Red, White, and Business

Not exactly huge news, but funny. The debut of Fox's business channel has certainly meant one thing for cable television: more babe-age per square foot than you can shake a SWOT at.

Rupert Murdoch's new finance channel just launched its Website, and it lends a little insight into what the network will be offering up when it launches on October 15. Namely, foxy young broads!* Almost all of the on-air talent that's plugged on the site are skinny, youthful beauties like Shibani Joshi (a former model in India), Cheryl Casone (a former flight attendant), Jenna Lee (she played Division One softball in college), and Nicole Petillades (she loves slalom waterskiing!).

There are plenty of hunky guys, too, so Fox hasn't forgotten about you businesswomen and homosexuals out there! I know, it's tough to rip Fox for this-- that's just how broadcast journalism works. And there's so much other stuff to ridicule them for...

To talk up Fox Business News, Ailes must talk down its cable competition, CNBC, accusing it of harboring subversive strains of Krugmanism in its chromosomal makeup. Smoke chimneying from his ass like a papal decision, Ailes told Joe Nocera of The New York Times: "They’ve decided recently that America is not such a terrible place and capitalism isn't so bad"—another reaction, he seemed to be saying, to the prospect of some new pro-America competition. "They used to get really excited if a C.E.O. was going to jail and they got depressed if a company announced a profit.

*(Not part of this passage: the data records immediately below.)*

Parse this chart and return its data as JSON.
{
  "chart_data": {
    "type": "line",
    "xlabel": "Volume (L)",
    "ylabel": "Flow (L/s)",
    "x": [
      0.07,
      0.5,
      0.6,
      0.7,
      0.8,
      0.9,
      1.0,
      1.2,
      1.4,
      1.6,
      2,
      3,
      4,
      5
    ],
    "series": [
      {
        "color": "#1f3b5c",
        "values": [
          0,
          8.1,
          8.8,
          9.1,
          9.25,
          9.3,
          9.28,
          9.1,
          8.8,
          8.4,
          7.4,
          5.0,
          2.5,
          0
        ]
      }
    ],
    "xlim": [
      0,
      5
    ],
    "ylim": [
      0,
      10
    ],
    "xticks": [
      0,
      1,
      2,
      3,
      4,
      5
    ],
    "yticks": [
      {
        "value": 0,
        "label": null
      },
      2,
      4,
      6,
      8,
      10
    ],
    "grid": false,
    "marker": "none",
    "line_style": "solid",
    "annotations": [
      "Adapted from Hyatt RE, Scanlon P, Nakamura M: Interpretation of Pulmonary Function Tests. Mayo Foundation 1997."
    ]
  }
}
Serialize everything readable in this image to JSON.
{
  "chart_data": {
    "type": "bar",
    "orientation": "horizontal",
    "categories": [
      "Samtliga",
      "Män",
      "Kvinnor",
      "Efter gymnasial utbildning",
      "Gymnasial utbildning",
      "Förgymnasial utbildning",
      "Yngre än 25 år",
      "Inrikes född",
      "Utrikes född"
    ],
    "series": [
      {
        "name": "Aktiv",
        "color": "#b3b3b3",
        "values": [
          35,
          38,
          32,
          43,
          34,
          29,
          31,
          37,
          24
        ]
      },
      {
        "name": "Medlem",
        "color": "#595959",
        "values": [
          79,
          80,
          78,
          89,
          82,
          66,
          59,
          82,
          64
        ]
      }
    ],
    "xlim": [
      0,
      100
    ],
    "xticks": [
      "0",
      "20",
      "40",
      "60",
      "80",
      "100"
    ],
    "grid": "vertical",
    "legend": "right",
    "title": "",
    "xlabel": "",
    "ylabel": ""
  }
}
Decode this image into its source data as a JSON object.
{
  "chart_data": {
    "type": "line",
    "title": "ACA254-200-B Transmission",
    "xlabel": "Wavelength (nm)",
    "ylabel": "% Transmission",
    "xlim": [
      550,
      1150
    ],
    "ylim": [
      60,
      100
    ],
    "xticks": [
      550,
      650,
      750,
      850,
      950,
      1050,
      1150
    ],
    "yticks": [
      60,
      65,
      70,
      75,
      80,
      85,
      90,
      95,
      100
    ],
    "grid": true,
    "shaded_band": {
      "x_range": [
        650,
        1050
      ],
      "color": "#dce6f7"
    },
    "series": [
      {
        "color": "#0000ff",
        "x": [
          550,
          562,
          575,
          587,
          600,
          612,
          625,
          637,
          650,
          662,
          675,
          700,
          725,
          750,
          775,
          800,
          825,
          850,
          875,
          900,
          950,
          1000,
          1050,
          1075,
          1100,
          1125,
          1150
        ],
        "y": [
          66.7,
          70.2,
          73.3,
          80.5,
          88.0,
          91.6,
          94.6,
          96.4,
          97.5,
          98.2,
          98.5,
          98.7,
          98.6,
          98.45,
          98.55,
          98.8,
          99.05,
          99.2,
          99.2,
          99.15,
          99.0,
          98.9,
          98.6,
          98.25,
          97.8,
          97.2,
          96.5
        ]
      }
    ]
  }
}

They are offended by rich people unless it’s them."

Wow. Those other cable business channels were actually commies all along! And, you know, if you want intelligent and truthful commentary, you want Fox:

But for sheer brazenness, what took the biscuit was a bit of mockery from Ailes over CNBC's weekend schedule: "On Monday, for instance, Bill Carter of The New York Times wrote an article in which Mr. Ailes mocked the infomercials that CNBC runs on weekends (for 'nose tweezers and pimple squeezers,' he said). . .

I'm guessing you see the punchline coming already.